Investigation of the Pathophysiology of Spinocerebellar Degeneration

脊髓小脑变性的病理生理学研究

• 批准号: G108/638/1
• 负责人: Henry Houlden
• 金额: $ 87.49万
• 依托单位: University College London
• 依托单位国家: 英国
• 项目类别: Fellowship
• 财政年份: 2006
• 资助国家: 英国
• 起止时间: 2006 至 无数据
• 项目状态: 已结题
• 来源: https://gtr.ukri.org/projects?ref=G108%2F638%2F1
• 关键词: Investigation; Pathophysiology; Spinocerebellar; Degeneration

Spinocerebellar degeneration is a neurodegenerative disorder identified as a single entity or as part of another condition. It can occur in an inherited or non-inherited form, which are often clinically identical. In spinocerebellar ataxia and other neurodegenerative disorders such as Alzheimer‘s disease a key feature is the laying down of pathological protein as deposits in the brain. Using cell models and analysis of brain tissue, the disease processes and pathways that lead to these diseases can be elucidated. This may in turn allow the development of techniques to inhibit or reverse the disease process.This project aims to identify and characterise the genetic cause of a familial form of spinocerebellar ataxia. When the gene is found, it will be only the second gene to be found in families whose main problem is pure cerebellar ataxia. Given the clinical and pathological features of this type of ataxia it may represent an important previously unrecognised pathogenic mechanism. This gene will be characterised in many other ataxia families and in individuals with no family history. The function of the gene will be investigated in cell culture models and donated human brain tissue to identify how this gene causes disease.

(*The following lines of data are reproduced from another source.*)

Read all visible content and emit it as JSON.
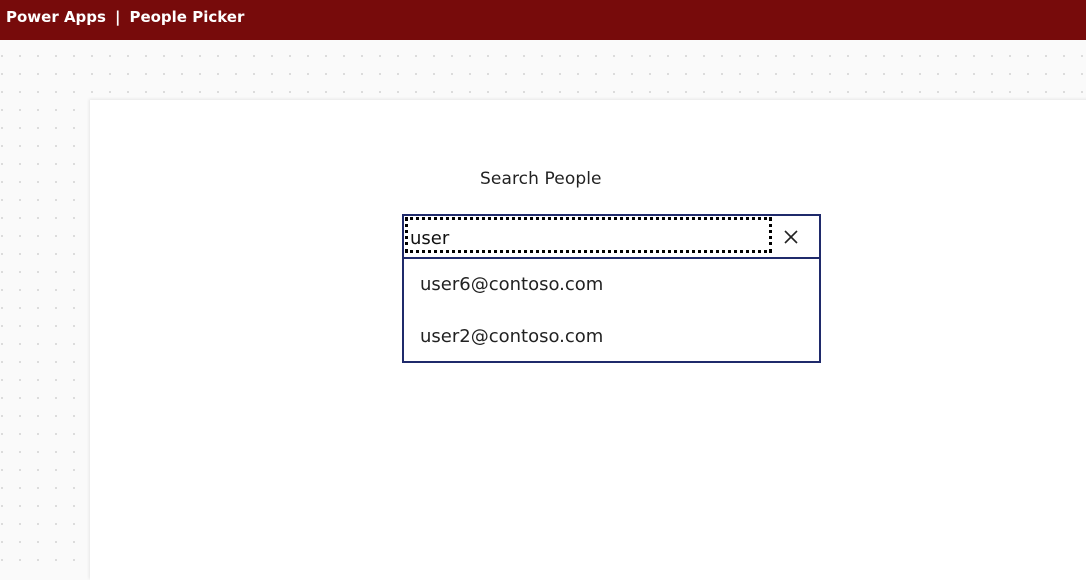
{
  "header": {
    "app_name": "Power Apps",
    "separator": "|",
    "page_name": "People Picker",
    "background_color": "#770b0b"
  },
  "form": {
    "search_label": "Search People",
    "input_value": "user",
    "clear_icon": "close-icon",
    "border_color": "#1f2a6b"
  },
  "results": [
    {
      "email": "user6@contoso.com"
    },
    {
      "email": "user2@contoso.com"
    }
  ]
}
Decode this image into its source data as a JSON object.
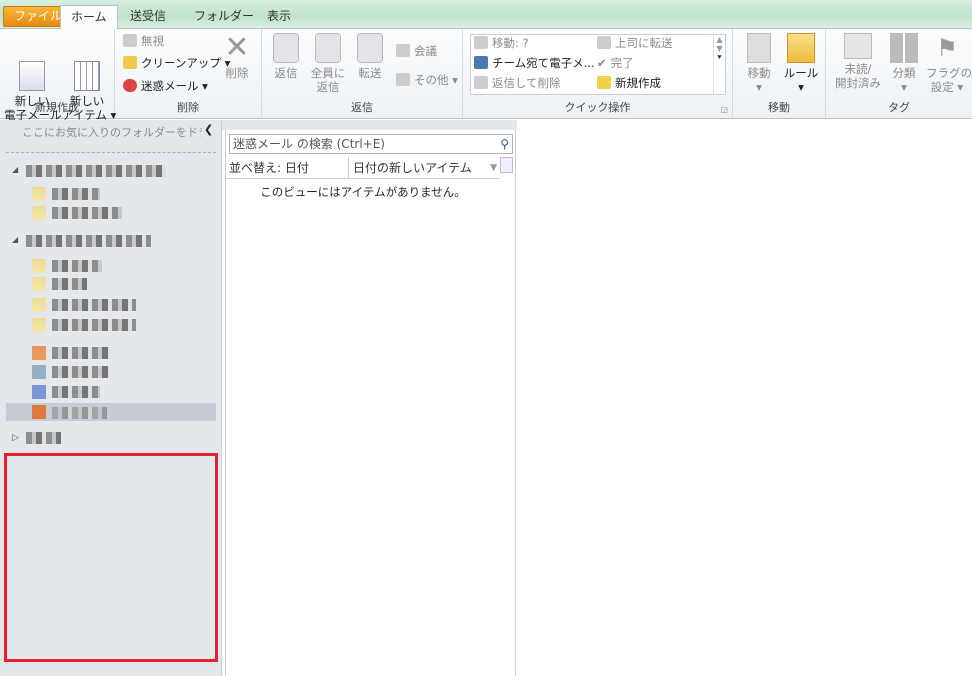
{
  "tabs": [
    {
      "label": "ファイル"
    },
    {
      "label": "ホーム"
    },
    {
      "label": "送受信"
    },
    {
      "label": "フォルダー"
    },
    {
      "label": "表示"
    }
  ],
  "ribbon": {
    "new": {
      "new_mail": "新しい\n電子メール",
      "new_items": "新しい\nアイテム ▾",
      "label": "新規作成"
    },
    "delete": {
      "ignore": "無視",
      "cleanup": "クリーンアップ ▾",
      "junk": "迷惑メール ▾",
      "delete": "削除",
      "label": "削除"
    },
    "respond": {
      "reply": "返信",
      "reply_all": "全員に\n返信",
      "forward": "転送",
      "meeting": "会議",
      "more": "その他 ▾",
      "label": "返信"
    },
    "quick": {
      "move": "移動: ?",
      "team": "チーム宛て電子メ...",
      "reply_delete": "返信して削除",
      "to_manager": "上司に転送",
      "done": "完了",
      "create_new": "新規作成",
      "label": "クイック操作"
    },
    "move": {
      "move": "移動",
      "rules": "ルール",
      "label": "移動"
    },
    "tags": {
      "unread": "未読/\n開封済み",
      "categorize": "分類",
      "flag": "フラグの\n設定 ▾",
      "label": "タグ"
    }
  },
  "nav": {
    "favorites_hint": "ここにお気に入りのフォルダーをドラッグし"
  },
  "list": {
    "search_placeholder": "迷惑メール の検索 (Ctrl+E)",
    "sort_by": "並べ替え: 日付",
    "order": "日付の新しいアイテム",
    "empty_message": "このビューにはアイテムがありません。"
  },
  "colors": {
    "highlight": "#e5222b",
    "file_tab": "#f0a22a"
  }
}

脊髓小脑变性是一种神经退行性疾病，被认为是单一实体或另一种疾病的一部分。它可以以遗传性或非遗传性的形式发生，这两种形式在临床上通常是相同的。在脊髓小脑性共济失调和其他神经退行性疾病如阿尔茨海默病中，一个关键特征是病理性蛋白质在大脑中沉积。利用细胞模型和对脑组织的分析，可以阐明导致这些疾病的疾病过程和途径。这反过来可能允许开发抑制或逆转疾病过程的技术。该项目旨在识别和表征一种家族性脊髓小脑性共济失调的遗传原因。当该基因被发现时，它将是在主要问题为单纯小脑性共济失调的家庭中发现的第二个基因。考虑到这种类型共济失调的临床和病理特征，它可能代表了一种以前未被认识到的重要致病机制。这种基因将在许多其他共济失调家庭和没有家族病史的个人中表现出来。该基因的功能将在细胞培养模型中进行研究，并捐赠人脑组织，以确定该基因如何导致疾病。